Yang menjadikan Abdullah Dahlawi berbeda bukan hanya pengetahuannya yang luas atau gelarnya yang akademik, melainkan konsistensinya dalam menjadi teladan. Ia menyampaikan Al-Qur’an tidak hanya melalui lisan, tapi lewat sikap, akhlak, dan pelayanan. Ia membangun dakwah yang membumi—mengakar dalam kebutuhan umat, tetapi tetap menjulang dalam makna ilahiah.

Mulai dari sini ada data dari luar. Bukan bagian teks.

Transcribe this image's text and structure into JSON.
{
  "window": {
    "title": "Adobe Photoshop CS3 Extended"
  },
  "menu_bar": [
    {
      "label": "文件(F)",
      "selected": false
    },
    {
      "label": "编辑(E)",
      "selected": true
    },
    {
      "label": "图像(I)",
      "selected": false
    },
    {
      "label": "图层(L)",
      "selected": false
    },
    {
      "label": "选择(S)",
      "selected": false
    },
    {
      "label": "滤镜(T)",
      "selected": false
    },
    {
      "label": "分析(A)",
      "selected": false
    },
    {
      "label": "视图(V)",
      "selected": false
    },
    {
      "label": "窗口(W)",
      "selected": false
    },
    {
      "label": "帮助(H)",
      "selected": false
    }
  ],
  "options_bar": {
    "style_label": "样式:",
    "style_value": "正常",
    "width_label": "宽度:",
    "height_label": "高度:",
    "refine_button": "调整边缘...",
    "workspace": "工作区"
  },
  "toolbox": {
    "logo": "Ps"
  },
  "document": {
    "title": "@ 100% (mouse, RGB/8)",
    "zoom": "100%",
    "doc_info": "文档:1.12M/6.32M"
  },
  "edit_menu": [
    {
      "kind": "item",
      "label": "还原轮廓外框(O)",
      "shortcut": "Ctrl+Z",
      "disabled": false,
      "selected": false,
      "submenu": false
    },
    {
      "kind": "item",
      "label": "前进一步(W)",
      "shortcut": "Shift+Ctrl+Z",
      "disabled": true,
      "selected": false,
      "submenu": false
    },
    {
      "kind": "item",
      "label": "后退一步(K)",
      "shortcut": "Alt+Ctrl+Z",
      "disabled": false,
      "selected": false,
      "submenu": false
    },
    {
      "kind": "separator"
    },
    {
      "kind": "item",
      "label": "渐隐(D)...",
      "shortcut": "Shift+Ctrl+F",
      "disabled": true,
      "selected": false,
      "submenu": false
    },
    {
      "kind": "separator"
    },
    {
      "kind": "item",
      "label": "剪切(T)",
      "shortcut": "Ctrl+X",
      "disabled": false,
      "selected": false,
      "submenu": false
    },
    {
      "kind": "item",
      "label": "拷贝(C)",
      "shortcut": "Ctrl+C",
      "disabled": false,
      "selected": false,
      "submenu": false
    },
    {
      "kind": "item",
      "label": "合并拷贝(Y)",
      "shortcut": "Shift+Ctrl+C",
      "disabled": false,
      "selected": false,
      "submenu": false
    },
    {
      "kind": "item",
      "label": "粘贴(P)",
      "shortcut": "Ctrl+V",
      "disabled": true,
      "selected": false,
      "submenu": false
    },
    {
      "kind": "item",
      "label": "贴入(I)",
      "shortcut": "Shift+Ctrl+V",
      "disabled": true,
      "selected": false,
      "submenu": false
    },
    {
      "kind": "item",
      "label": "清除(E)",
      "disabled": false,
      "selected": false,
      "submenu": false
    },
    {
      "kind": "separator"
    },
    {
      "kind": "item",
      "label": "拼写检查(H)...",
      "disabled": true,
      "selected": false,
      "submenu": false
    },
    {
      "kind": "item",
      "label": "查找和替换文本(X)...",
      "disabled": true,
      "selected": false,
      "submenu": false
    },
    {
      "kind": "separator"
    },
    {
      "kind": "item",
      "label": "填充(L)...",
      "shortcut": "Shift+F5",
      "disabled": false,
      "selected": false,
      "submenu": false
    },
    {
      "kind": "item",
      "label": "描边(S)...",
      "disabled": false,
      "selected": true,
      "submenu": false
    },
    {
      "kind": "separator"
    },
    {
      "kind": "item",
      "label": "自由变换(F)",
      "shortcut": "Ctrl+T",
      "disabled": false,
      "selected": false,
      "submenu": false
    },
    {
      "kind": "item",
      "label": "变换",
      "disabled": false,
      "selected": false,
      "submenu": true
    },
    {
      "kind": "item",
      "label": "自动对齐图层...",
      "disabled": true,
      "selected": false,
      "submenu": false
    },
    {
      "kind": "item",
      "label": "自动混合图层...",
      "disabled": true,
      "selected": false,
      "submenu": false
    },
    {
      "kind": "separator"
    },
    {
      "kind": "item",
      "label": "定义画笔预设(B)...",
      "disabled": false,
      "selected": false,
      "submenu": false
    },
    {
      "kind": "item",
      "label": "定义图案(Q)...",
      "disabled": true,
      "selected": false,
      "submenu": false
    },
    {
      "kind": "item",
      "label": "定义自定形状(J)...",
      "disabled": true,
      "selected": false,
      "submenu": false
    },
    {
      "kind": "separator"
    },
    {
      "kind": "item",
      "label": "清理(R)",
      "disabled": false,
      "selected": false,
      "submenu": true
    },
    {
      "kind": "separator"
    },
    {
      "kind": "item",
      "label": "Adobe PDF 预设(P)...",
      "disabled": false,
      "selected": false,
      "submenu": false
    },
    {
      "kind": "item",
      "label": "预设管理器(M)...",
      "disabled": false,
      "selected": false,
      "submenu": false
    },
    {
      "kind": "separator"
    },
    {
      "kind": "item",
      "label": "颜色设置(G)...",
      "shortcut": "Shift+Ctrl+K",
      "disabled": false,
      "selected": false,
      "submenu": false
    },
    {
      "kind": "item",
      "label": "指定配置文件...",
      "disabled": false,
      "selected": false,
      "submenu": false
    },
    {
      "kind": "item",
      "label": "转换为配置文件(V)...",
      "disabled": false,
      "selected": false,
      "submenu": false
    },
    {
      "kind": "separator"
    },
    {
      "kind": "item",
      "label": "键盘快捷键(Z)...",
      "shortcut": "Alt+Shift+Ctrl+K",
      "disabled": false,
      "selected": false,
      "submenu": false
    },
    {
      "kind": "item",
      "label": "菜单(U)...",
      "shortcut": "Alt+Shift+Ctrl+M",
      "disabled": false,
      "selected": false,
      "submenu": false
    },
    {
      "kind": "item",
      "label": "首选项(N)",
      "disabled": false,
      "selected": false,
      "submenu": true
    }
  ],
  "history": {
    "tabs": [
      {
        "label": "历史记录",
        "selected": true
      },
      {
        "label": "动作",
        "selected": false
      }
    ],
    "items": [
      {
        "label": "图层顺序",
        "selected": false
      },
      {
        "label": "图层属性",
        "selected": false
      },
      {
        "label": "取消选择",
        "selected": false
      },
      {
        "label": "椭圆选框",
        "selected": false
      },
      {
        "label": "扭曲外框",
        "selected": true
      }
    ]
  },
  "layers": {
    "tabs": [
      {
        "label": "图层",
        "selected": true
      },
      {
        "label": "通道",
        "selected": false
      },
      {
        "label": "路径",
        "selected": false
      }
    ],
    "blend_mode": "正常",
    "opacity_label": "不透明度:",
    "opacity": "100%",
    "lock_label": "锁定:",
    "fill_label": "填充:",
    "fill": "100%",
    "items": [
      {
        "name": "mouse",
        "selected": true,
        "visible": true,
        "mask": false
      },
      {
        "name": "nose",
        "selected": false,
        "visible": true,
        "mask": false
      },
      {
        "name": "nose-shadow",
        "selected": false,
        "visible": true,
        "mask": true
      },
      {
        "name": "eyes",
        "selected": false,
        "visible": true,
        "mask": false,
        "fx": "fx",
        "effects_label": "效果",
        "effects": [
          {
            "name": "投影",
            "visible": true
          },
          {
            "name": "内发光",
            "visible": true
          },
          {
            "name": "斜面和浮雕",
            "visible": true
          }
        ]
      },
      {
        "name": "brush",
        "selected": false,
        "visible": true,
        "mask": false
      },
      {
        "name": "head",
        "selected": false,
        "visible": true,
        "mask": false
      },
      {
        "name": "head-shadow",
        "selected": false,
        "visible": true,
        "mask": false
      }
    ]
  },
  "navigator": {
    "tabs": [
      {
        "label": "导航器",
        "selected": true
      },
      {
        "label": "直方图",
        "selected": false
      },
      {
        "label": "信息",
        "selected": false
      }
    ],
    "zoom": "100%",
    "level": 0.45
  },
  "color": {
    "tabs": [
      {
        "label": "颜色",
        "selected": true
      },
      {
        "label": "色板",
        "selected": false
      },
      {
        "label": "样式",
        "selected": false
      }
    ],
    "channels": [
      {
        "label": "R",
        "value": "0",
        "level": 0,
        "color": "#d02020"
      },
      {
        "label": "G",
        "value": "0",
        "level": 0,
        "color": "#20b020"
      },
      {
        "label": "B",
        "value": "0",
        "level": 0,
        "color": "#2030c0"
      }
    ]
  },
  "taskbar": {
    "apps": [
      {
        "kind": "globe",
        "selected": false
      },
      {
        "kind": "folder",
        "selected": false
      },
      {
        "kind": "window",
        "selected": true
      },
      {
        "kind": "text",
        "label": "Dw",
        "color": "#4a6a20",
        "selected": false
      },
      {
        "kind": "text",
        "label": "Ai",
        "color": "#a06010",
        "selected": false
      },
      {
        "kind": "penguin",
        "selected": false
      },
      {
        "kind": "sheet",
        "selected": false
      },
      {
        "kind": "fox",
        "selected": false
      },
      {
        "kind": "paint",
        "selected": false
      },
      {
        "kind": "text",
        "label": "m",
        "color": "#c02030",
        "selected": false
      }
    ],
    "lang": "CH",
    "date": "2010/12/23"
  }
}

Dalam konteks bangsa yang tengah mencari arah spiritualnya kembali, kiprah Abdullah Dahlawi menjadi sangat penting. Ia mengingatkan kita bahwa keberadaban umat dimulai dari kemampuan mengenal dan mencintai wahyu Tuhan. Ia membuktikan bahwa literasi Al-Qur’an bukan sekadar alat ibadah, tetapi senjata peradaban; bukan sekadar program religius, tetapi jalan menuju kebangkitan umat yang hakiki.
Ketika dunia sibuk memburu gelar dan materi, Abdullah Dahlawi sibuk membangkitkan ruh yang tertidur. Ketika yang lain berlomba memperluas pengaruh di dunia maya, ia memilih hadir di dunia nyata—mendampingi satu per satu hati yang masih mencari arah. Dari sudut-sudut sunyi itu, ia menunjukkan bahwa perubahan sejati bukan berasal dari keramaian, tapi dari ketulusan dalam keheningan.
Di tengah krisis spiritual yang melanda banyak generasi, Abdullah Dahlawi menjadi jawaban atas doa-doa yang mungkin tidak diucap. Ia adalah cahaya dari pinggiran—tak benderang mencolok, tapi cukup terang untuk menuntun langkah kembali ke Al-Qur’an.